In New York in the 1990s, the hardcore hip hop genre became particularly relevant. From a musical point of view, hardcore hip hop belongs to the boom bap school – the name symbolizes deeper and biting beats with lo-fi production. Wu Tang Klan, a team of charismatic and ironic rappers and producers, formed a special school in the hardcore hip hop scene, supplying stories about street life with martial arts aesthetics and tournaments from old exploitative Hong Kong action movies.
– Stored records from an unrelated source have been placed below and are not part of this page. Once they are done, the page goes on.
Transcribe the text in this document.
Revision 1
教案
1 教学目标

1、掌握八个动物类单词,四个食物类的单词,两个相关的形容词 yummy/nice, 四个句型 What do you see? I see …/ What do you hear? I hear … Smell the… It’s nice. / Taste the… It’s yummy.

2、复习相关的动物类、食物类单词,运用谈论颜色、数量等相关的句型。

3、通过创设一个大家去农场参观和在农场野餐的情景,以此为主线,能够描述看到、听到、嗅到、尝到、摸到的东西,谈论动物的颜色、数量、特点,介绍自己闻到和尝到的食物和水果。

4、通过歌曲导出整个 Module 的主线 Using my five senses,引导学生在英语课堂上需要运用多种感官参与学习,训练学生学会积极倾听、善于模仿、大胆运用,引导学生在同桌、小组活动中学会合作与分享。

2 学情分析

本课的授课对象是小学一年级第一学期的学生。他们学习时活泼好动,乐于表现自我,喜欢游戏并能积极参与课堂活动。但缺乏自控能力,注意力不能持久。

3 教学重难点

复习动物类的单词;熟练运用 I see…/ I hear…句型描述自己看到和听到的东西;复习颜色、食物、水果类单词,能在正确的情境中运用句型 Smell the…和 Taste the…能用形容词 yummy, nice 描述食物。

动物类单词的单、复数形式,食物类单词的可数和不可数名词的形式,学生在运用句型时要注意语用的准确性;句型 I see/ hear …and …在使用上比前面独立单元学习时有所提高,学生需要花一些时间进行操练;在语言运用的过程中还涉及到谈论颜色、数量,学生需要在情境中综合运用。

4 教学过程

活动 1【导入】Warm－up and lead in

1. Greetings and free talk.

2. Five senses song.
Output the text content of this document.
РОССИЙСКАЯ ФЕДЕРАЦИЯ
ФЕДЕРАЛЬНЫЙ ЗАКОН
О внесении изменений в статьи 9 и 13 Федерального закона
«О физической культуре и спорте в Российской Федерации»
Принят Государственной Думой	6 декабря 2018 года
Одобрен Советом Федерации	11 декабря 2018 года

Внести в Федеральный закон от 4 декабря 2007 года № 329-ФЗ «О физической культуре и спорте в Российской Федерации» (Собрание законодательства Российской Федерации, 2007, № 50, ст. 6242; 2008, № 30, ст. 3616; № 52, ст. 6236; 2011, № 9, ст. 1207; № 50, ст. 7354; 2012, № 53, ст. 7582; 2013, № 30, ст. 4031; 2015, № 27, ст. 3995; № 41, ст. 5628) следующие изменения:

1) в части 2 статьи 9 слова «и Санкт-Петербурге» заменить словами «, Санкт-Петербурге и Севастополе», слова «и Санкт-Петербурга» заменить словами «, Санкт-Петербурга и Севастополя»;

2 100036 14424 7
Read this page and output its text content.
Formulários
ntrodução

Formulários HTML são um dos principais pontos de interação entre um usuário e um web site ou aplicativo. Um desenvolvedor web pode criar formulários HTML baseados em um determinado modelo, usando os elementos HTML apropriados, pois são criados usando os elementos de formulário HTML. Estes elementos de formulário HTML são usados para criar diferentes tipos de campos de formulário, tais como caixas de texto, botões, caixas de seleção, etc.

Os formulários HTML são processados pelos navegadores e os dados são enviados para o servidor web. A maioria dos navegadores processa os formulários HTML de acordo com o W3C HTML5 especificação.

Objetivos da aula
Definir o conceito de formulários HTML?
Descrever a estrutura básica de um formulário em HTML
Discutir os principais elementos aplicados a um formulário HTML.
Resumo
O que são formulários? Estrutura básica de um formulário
In Los Angeles, the 1970s soul-inspired G-Funk genre, musically inspired by the production work of Dr Dre, is gaining popularity. This beatmaker created a sound unique to hip-hop, borrowing psychedelic grooves from funk music but supplying them with a layered synth production with an abundance of sawtooth waves imitating sirens (Baker, 2018). The iconic, immediately recognizable sound was reinforced by rapping from Snoop Doggy Dogg, whose relaxed and confident flow is also a signature sound of the 1990s. The popularity of G-funk is also associated with many crime stories about the bloody confrontation between the West and East coasts of Los Angeles. The music and lyrics of Tupac Shakur and Biggie Smalls, who died in gang shootings, can feel like a soundtrack that mythologizes this era.
Work Cited
Baker, Soren. The history of gangster rap: From Schoolly D to Kendrick Lamar, the rise of a great American art form. Abrams Books, 2018.